ChristaCarol
Full Member
Posts: 11
Joined: Fri Oct 06, 2006 11:04 am
Location: Texas

Are my apple trees dead?

I have two apple trees, both are very red (trunks, limbs) I visited a garden store earlier this weekend and they had trees for sale. They were already blooming and were regular gray colored in their trunk/limbs, etc. Mine aren't blooming yet. The place has a 1 year guaruntee. Are they dead? Or dying? And what would cause this? Nitrogen? Some kind of something it needs or is getting too much of? Should I give them a chance or just exchange them?

Newt
Greener Thumb
Posts: 1868
Joined: Tue May 25, 2004 10:44 pm
Location: Maryland zone 7

Hi CristaCarol,

Here's your original post with the photo from last fall.
https://www.helpfulgardener.com/forum/viewtopic.php?p=18712&highlight=#18712

When you visited the nursery were the Mollie's gray in color too? In looking at the picture I noticed the limbs appear to be a bit redish last fall. That may be the habit of the tree and is ok. You mention two trees so I'm thinking they are both the same variety. Some trees leaf out later and bloom later then others. That is why you need certain varieties of apple to cross pollinate as they don't all bloom at the same time. You may be seeing ornamental apples budding and blooming now. If you can, call the nursery or go over there and ask them if the same species of tree is in the same state of growth as yours. If their trees are in pots they could come out of dormancy sooner as the pots warm up more quickly then the ground.

To tell if the tree is still alive GENTLY scrape a branch to see if there is green under the bark. I suspect your trees are fine. It can take a year or two for newly planted trees to fruit.
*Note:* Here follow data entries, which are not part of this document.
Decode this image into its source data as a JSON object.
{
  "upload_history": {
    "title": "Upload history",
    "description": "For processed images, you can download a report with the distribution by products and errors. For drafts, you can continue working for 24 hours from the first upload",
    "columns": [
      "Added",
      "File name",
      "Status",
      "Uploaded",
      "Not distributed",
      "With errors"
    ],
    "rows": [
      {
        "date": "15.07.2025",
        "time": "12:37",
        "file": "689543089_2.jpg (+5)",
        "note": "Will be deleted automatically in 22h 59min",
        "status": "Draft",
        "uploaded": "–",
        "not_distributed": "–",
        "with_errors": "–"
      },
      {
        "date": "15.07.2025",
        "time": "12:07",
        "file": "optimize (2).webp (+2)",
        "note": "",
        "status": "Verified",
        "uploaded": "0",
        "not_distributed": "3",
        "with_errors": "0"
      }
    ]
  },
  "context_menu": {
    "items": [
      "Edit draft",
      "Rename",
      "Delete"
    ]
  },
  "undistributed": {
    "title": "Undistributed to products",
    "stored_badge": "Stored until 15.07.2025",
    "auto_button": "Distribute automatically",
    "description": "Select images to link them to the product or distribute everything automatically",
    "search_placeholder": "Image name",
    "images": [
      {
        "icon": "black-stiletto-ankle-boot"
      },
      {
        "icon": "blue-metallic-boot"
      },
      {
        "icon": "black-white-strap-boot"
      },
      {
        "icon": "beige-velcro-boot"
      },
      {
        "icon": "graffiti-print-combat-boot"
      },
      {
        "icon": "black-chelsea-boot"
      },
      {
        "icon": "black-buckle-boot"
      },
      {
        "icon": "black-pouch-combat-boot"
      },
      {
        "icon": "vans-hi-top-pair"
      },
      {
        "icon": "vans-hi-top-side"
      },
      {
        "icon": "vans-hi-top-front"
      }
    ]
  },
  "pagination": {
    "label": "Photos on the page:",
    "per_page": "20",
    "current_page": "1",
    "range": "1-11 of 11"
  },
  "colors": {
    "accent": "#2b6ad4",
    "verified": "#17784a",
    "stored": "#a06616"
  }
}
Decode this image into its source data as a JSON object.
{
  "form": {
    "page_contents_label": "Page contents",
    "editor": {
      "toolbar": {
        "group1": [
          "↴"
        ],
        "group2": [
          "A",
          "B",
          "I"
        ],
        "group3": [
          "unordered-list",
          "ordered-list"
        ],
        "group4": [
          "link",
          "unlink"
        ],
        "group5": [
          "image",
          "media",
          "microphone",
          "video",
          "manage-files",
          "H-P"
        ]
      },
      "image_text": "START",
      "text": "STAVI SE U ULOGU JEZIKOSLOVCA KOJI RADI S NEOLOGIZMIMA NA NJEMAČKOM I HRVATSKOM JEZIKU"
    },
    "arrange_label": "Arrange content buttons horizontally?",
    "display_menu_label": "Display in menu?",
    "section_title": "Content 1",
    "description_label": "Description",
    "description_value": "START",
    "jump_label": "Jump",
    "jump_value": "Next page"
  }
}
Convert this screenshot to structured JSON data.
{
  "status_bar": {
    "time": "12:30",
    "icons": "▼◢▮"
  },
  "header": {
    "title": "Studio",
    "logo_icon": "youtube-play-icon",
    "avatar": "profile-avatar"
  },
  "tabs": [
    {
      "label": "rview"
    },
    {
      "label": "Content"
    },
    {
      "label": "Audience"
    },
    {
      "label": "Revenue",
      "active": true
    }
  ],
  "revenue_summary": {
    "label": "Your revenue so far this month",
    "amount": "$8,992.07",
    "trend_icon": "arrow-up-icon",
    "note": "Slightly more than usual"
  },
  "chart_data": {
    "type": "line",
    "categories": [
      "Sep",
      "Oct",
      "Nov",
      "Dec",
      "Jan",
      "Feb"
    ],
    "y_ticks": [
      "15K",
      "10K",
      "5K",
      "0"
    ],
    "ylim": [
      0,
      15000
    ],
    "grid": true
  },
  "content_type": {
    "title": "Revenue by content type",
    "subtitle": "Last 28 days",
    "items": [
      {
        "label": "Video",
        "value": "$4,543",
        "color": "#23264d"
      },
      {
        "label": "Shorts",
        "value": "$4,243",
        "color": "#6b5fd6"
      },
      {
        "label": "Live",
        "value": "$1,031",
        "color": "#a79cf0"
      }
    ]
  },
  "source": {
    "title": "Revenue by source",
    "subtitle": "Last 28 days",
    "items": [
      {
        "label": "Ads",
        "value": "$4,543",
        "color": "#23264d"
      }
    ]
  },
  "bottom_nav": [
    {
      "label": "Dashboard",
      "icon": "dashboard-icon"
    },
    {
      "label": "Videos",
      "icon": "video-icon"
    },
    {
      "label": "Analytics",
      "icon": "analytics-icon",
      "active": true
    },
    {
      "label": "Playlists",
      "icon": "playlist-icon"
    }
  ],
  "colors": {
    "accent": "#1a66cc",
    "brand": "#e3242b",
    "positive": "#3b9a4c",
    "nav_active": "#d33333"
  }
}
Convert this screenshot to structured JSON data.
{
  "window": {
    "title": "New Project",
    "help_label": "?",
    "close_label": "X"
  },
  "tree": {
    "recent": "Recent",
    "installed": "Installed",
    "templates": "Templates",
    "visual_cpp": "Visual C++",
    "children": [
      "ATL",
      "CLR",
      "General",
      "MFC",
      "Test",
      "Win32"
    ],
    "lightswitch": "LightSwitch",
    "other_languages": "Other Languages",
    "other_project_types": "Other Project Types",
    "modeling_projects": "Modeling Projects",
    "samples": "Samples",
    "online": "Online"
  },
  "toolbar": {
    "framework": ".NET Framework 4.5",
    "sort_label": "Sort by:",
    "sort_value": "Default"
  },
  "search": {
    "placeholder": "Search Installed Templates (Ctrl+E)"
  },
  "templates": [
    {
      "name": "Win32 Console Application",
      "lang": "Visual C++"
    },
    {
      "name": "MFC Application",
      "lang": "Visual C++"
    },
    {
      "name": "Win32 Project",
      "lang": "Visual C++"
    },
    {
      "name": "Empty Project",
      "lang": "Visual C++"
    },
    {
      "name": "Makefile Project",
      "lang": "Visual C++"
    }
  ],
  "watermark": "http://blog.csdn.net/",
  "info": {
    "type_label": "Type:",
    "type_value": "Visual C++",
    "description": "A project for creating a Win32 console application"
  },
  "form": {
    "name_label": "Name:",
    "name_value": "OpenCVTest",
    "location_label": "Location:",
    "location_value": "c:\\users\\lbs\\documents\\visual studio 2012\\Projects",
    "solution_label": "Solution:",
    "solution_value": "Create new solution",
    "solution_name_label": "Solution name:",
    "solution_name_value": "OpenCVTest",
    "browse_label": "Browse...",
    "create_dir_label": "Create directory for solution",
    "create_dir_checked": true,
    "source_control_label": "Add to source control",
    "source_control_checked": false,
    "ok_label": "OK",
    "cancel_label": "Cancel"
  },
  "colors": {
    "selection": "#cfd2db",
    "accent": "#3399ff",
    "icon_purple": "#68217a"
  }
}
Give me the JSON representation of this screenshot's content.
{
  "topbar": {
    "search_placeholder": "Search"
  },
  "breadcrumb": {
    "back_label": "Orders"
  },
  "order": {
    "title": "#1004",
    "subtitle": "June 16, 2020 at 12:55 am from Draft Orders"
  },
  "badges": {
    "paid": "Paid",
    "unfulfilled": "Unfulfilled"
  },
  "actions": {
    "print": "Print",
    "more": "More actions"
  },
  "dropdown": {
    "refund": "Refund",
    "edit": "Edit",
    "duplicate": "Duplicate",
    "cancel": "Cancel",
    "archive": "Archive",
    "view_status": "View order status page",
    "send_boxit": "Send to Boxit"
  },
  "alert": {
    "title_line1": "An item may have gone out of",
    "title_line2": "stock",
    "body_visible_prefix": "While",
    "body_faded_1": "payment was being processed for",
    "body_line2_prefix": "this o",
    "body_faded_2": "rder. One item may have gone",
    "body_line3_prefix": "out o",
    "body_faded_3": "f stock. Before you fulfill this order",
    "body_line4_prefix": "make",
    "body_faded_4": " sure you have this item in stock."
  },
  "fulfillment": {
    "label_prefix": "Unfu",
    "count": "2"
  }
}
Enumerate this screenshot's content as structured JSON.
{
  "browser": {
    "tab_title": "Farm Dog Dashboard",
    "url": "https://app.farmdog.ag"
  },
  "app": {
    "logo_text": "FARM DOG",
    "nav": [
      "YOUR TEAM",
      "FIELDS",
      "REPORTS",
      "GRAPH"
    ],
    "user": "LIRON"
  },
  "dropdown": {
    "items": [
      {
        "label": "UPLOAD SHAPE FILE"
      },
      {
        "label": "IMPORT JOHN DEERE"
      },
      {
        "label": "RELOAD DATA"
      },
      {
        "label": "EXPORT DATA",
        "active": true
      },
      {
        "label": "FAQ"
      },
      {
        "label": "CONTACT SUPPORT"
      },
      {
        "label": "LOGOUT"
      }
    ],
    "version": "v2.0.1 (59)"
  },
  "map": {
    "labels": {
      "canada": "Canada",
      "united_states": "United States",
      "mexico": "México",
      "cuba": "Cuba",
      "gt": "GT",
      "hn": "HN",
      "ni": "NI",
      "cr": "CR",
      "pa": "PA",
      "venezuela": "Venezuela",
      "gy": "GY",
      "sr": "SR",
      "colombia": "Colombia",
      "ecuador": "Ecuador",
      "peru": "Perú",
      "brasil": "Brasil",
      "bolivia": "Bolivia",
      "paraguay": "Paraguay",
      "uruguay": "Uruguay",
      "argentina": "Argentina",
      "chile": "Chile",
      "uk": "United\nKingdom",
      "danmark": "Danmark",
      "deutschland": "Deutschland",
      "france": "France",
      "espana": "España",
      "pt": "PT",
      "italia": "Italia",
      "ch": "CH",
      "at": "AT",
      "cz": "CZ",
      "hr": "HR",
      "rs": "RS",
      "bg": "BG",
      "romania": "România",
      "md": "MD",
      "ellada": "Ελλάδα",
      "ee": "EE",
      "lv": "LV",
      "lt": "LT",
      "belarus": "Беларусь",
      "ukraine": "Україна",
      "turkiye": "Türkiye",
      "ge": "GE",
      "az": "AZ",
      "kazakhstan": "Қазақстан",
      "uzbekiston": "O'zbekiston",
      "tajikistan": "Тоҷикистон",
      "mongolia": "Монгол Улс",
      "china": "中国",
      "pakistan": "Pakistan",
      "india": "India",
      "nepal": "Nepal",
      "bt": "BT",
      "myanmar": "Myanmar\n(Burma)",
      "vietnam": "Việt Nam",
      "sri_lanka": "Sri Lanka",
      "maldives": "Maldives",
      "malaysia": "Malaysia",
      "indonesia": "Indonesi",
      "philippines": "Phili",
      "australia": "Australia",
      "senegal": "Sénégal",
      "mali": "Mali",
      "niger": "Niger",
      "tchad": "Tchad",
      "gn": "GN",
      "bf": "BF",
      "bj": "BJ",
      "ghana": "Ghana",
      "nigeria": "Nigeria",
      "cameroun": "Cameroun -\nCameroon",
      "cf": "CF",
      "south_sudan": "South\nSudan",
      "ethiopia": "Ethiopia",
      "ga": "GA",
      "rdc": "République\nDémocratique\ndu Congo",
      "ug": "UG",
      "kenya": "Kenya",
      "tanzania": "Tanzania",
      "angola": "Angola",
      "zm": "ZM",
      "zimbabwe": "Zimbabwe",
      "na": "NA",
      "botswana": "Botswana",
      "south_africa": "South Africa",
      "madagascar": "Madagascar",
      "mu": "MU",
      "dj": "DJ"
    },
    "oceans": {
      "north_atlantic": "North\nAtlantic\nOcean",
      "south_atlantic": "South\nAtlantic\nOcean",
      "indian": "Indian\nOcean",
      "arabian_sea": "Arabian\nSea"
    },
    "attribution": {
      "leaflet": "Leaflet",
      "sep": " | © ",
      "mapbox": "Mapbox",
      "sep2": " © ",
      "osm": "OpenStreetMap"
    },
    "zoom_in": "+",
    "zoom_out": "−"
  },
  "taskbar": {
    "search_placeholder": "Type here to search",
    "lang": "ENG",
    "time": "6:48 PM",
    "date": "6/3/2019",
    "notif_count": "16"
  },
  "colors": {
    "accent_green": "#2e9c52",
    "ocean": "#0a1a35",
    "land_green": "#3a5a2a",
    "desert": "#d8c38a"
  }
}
I did some searching about Mollie Delicious. From this site:
https://www.allaboutapples.com/varieties/var_m3.htm
Tree Characteristics: Slow to bear and a tendency toward biannual bearing. Growth habit is moderately vigorous and spreading. One of the easiest to train.
Pollination info:
https://www.keepers-nursery.co.uk/searchpolpartner.aspx?id=MOLDEL
Mollie's Delicious is self-sterile and requires a pollinator to produce a crop.
This page has some characteristics.
https://www.keepers-nursery.co.uk/product.aspx?id=MOLDEL&v=4

I also found this but still nothing about the trunk or limb color.
https://www.berkeleyhort.com/plants/p_fruittrees_apple.html
'MOLLIE'S DELICIOUS'
The preferred 'Delicious' apple for the San Francisco Bay Area. The fruit is large, yellow with a red blush, sweet, aromatic, juicy, good flavor. Excellent quality. Bears at an early age. Requires a pollenizer like 'Fuji'. Needs little winter chilling. August harvest. On M-111 rootstock which dwarfs trees to 85% of standard size. The grower feels that "this is the best all around rootstock for apples. Induces early and heavy bearing. Tolerates wet soil, dry soil, and poor soil. (Please note that "tolerates" is not a synonym for "likes", "prefers", or "thrives in"). Resists woolly apple aphides and collar rot."
I'm not sure that is helping you, but do call the nursery where you purchased to find out about trunk & limb color.

Newt

ChristaCarol
Full Member
Posts: 11
Joined: Fri Oct 06, 2006 11:04 am
Location: Texas

Newt, as always, yes you did help. I know I'm such a newb, and it's my own fault because I don't give myself time to research. Actually, one is molly delcious the other is Granny Smith so I can cross pollinate. The Granny just now started blooming yesterday. I will scrape gently and check the molly. As always, you're so much help. Sorry for being a nusaunce!

Newt
Greener Thumb
Posts: 1868
Joined: Tue May 25, 2004 10:44 pm
Location: Maryland zone 7

You aren't a nuisance at all! Glad you figured out which ones you have. 8) Let me know how the 'scraping' goes.